拳は止まり次の攻撃をしようとしたところに。
「死ねよ。」
俺のかかと蹴りかコックピット部分に入った。
「なっ。」
コックピット部分は砕け散りアマリが姿を見せる。
今度は見えたアマリに回し蹴りをする。
「かはっ。」
アマリは機体に穴を開けて後ろの壁に激突する。
俺はアマリに近づいていく。
(殺す。)
アマリはスイに危害を加えようとした、それがあいつを殺す理由。
元から殺す気ではいたけど、もうなにもさせない、今殺す。
「ミスったな、あの亜人はお前の地雷だったか。
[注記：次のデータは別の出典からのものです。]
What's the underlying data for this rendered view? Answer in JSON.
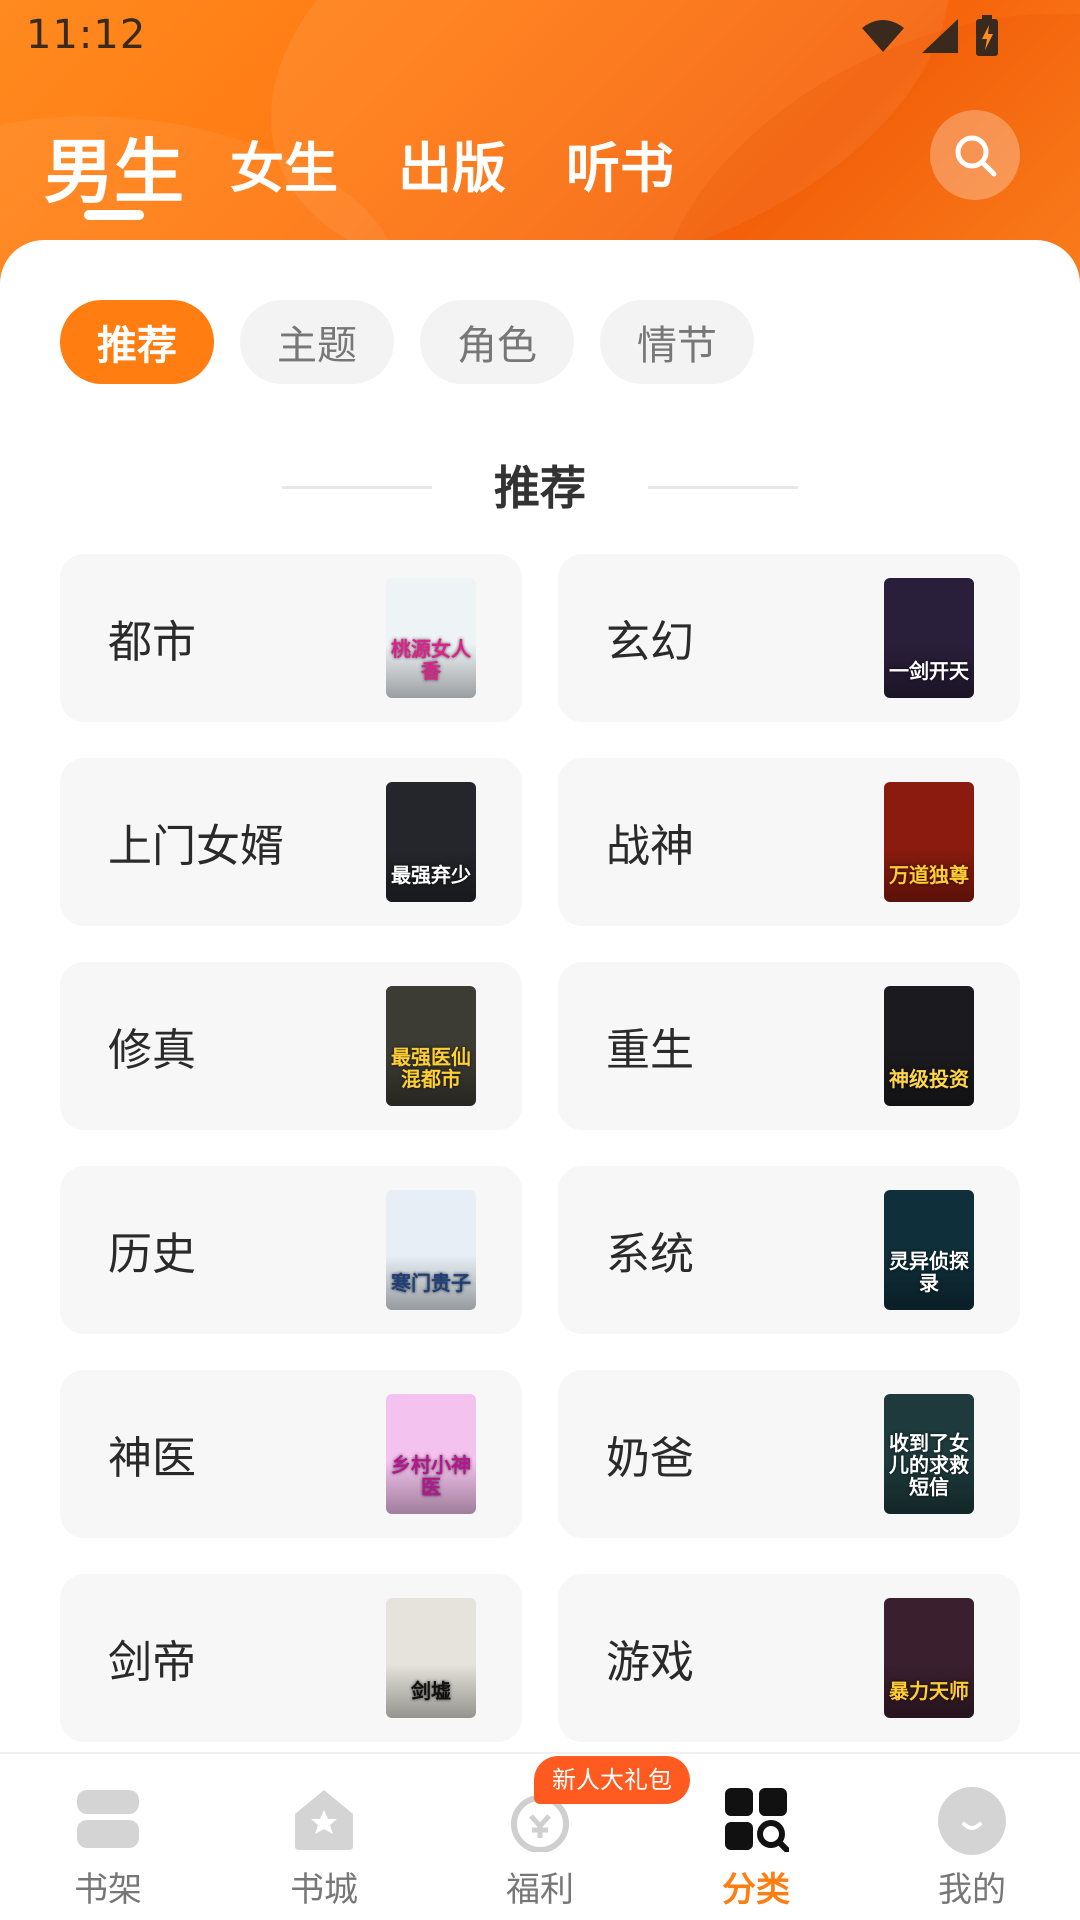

」
俺がアマリの目の前に着くとアマリが口から血を流しながらそんなことを言う。
それに律儀に答える義理もないので、俺はアマリに手を向ける。
俺は魔法を放とうとした時。
「ご主人様!」
スイが息を切らせながら走ってきた。
そして俺とアマリの間に入ってくる。
「ご主人様、駄目です。」
スイは両手を広げて真剣な眼差しで俺を見て言う。
「どけ、そいつは殺す今ここで。」
「だから駄目です。」
スイは俺の前から退こうとしない。
だんだん苛立ってきた。
「スイ、なにがしたい。」
スイのしていることの意味がわからない、アマリはスイを監禁した張本人だ、なのにそのアマリを庇う理由が知りたい。
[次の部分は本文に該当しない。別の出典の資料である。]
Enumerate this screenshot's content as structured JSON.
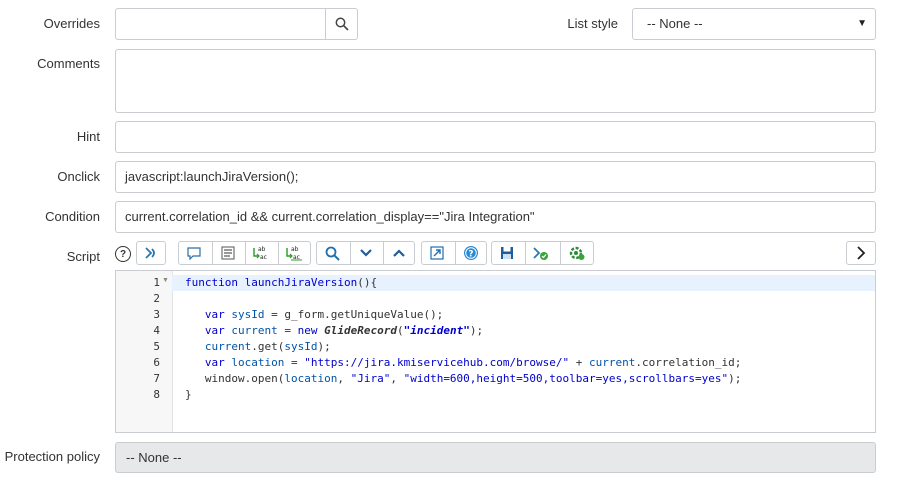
{
  "form": {
    "overrides": {
      "label": "Overrides",
      "value": ""
    },
    "list_style": {
      "label": "List style",
      "value": "-- None --"
    },
    "comments": {
      "label": "Comments",
      "value": ""
    },
    "hint": {
      "label": "Hint",
      "value": ""
    },
    "onclick": {
      "label": "Onclick",
      "value": "javascript:launchJiraVersion();"
    },
    "condition": {
      "label": "Condition",
      "value": "current.correlation_id && current.correlation_display==\"Jira Integration\""
    },
    "script": {
      "label": "Script"
    },
    "protection_policy": {
      "label": "Protection policy",
      "value": "-- None --"
    }
  },
  "toolbar": {
    "help": "?",
    "icons": [
      "format-code-icon",
      "comment-icon",
      "toggle-comment-icon",
      "replace-icon",
      "replace-all-icon",
      "search-icon",
      "fold-down-icon",
      "fold-up-icon",
      "fullscreen-icon",
      "help-icon",
      "save-icon",
      "check-syntax-icon",
      "script-debugger-icon",
      "expand-right-icon"
    ]
  },
  "editor": {
    "line_numbers": [
      "1",
      "2",
      "3",
      "4",
      "5",
      "6",
      "7",
      "8"
    ]
  },
  "colors": {
    "border": "#c9ccd1",
    "readonly_bg": "#e6e8ea",
    "keyword": "#0000cc",
    "active_line": "#e8f2fe"
  }
}
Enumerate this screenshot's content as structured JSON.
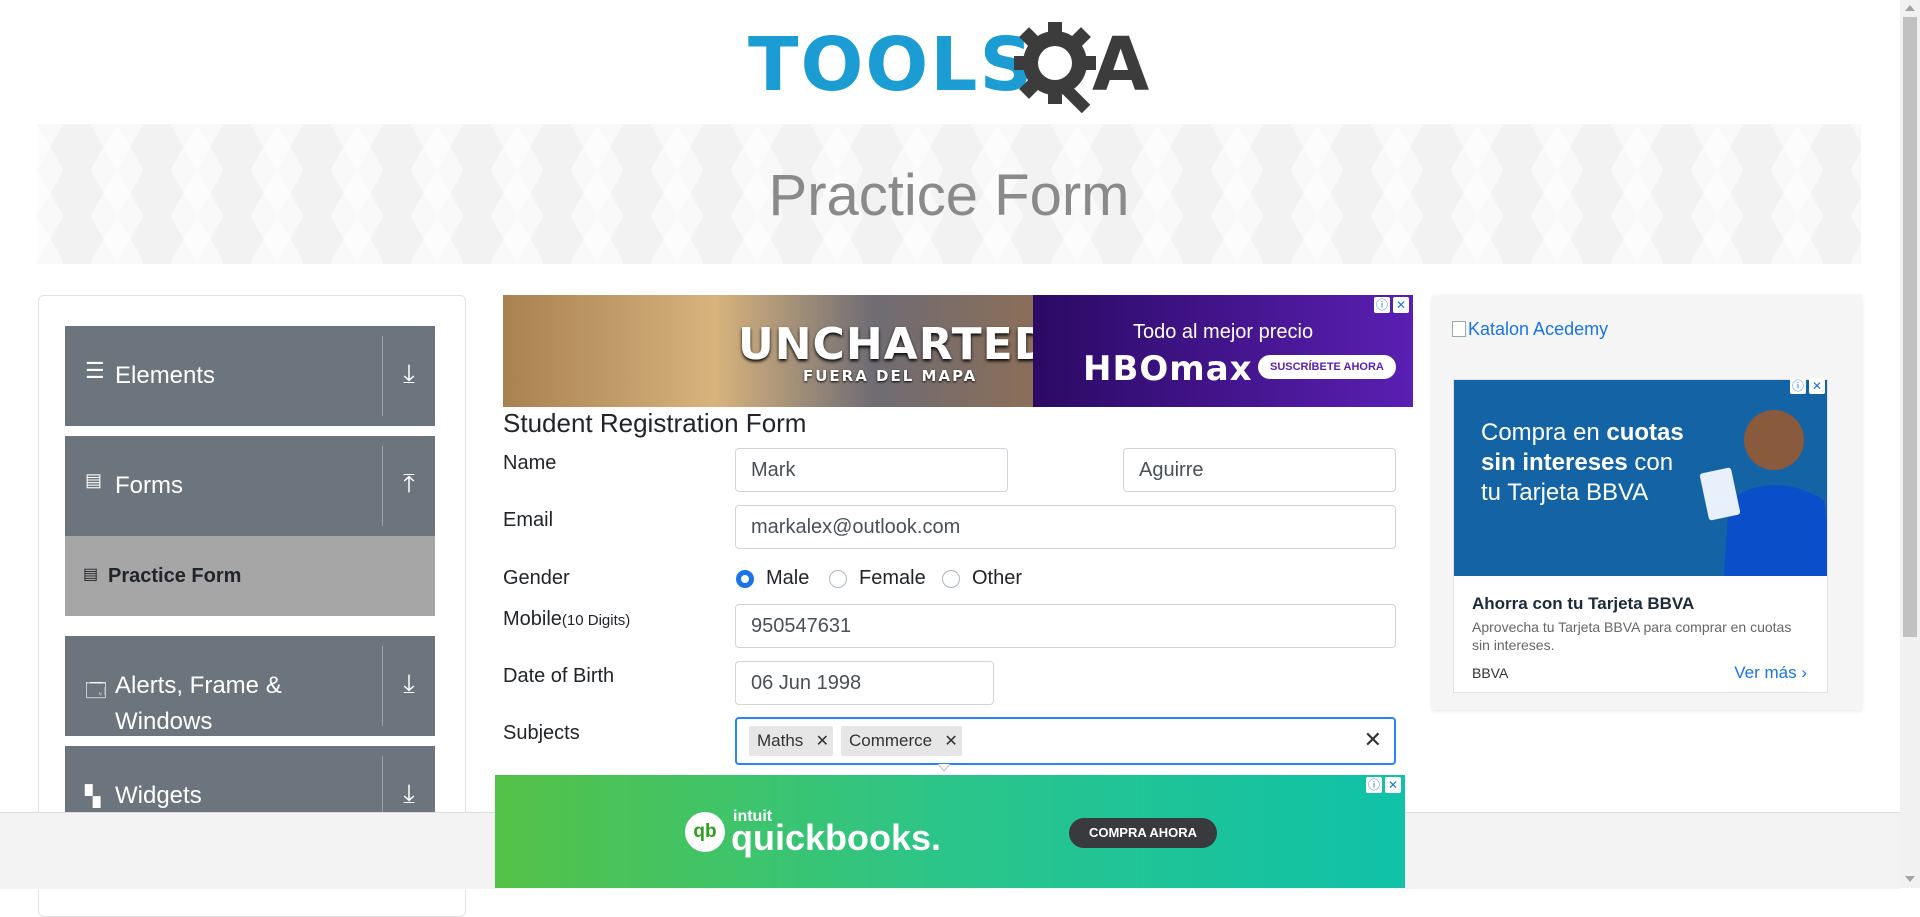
{
  "header": {
    "logo_text": "TOOLS",
    "logo_suffix": "A",
    "banner_title": "Practice Form"
  },
  "sidebar": {
    "groups": [
      {
        "label": "Elements",
        "icon": "hamburger-icon",
        "state": "collapsed"
      },
      {
        "label": "Forms",
        "icon": "document-icon",
        "state": "expanded"
      },
      {
        "label": "Alerts, Frame &",
        "label2": "Windows",
        "icon": "window-icon",
        "state": "collapsed"
      },
      {
        "label": "Widgets",
        "icon": "widgets-icon",
        "state": "collapsed"
      }
    ],
    "active_item": "Practice Form"
  },
  "ads": {
    "top": {
      "title": "UNCHARTED",
      "subtitle": "FUERA DEL MAPA",
      "tagline": "Todo al mejor precio",
      "brand": "HBOmax",
      "cta": "SUSCRÍBETE AHORA"
    },
    "right": {
      "broken_image_alt": "Katalon Acedemy",
      "headline_prefix": "Compra en ",
      "headline_bold": "cuotas sin intereses",
      "headline_rest": "con tu Tarjeta BBVA",
      "title": "Ahorra con tu Tarjeta BBVA",
      "body": "Aprovecha tu Tarjeta BBVA para comprar en cuotas sin intereses.",
      "brand": "BBVA",
      "cta": "Ver más"
    },
    "bottom": {
      "logo_mark": "qb",
      "maker": "intuit",
      "brand": "quickbooks.",
      "cta": "COMPRA AHORA"
    }
  },
  "form": {
    "title": "Student Registration Form",
    "name_label": "Name",
    "first_name": "Mark",
    "last_name": "Aguirre",
    "email_label": "Email",
    "email": "markalex@outlook.com",
    "gender_label": "Gender",
    "gender_options": [
      "Male",
      "Female",
      "Other"
    ],
    "gender_selected": "Male",
    "mobile_label": "Mobile",
    "mobile_hint": "(10 Digits)",
    "mobile": "950547631",
    "dob_label": "Date of Birth",
    "dob": "06 Jun 1998",
    "subjects_label": "Subjects",
    "subjects": [
      "Maths",
      "Commerce"
    ]
  },
  "colors": {
    "accent": "#1a73e8",
    "sidebar_group": "#6c757d",
    "sidebar_active": "#a6a6a6",
    "logo_blue": "#1b9cd2"
  }
}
「この人を殺しちゃ駄目です、理由はご主人様ならわかるはずです。」
スイがなんのことを言っているのかはわからない。
俺ならわかると言われてもなにもわからない、思うのはアマリを殺したいということだけだ。
「わからない、だから殺す。」
スイが悲しそうな顔をする。
「そうですか、じゃあどきません、ご主人様がわかってくれるまで。」
一切どこうとしないスイに苛立ちを覚えて俺はスイに近づく。
「スイ、もう一度言う、そこを。」
俺がスイの肩に手をかけようとしたところで、スイのみぞおちの辺りから水の槍が飛び出してきた。
「ちっ、届かなかったか。」
アマリが手をスイの背中に向けながら言う。
スイを貫通させ俺の心臓を貫こうとしたようだ。
「馬鹿な奴隷を持つと大変だな、そいつのおかげで俺は少し魔力が回復したから逃げさせてもら、がっ。」
アマリがベラベラとなにか喋っていたので、黙らせる為に顔を蹴り飛ばした。
「死ね。」
俺はただ、アマリに殺意を向けて走り出す。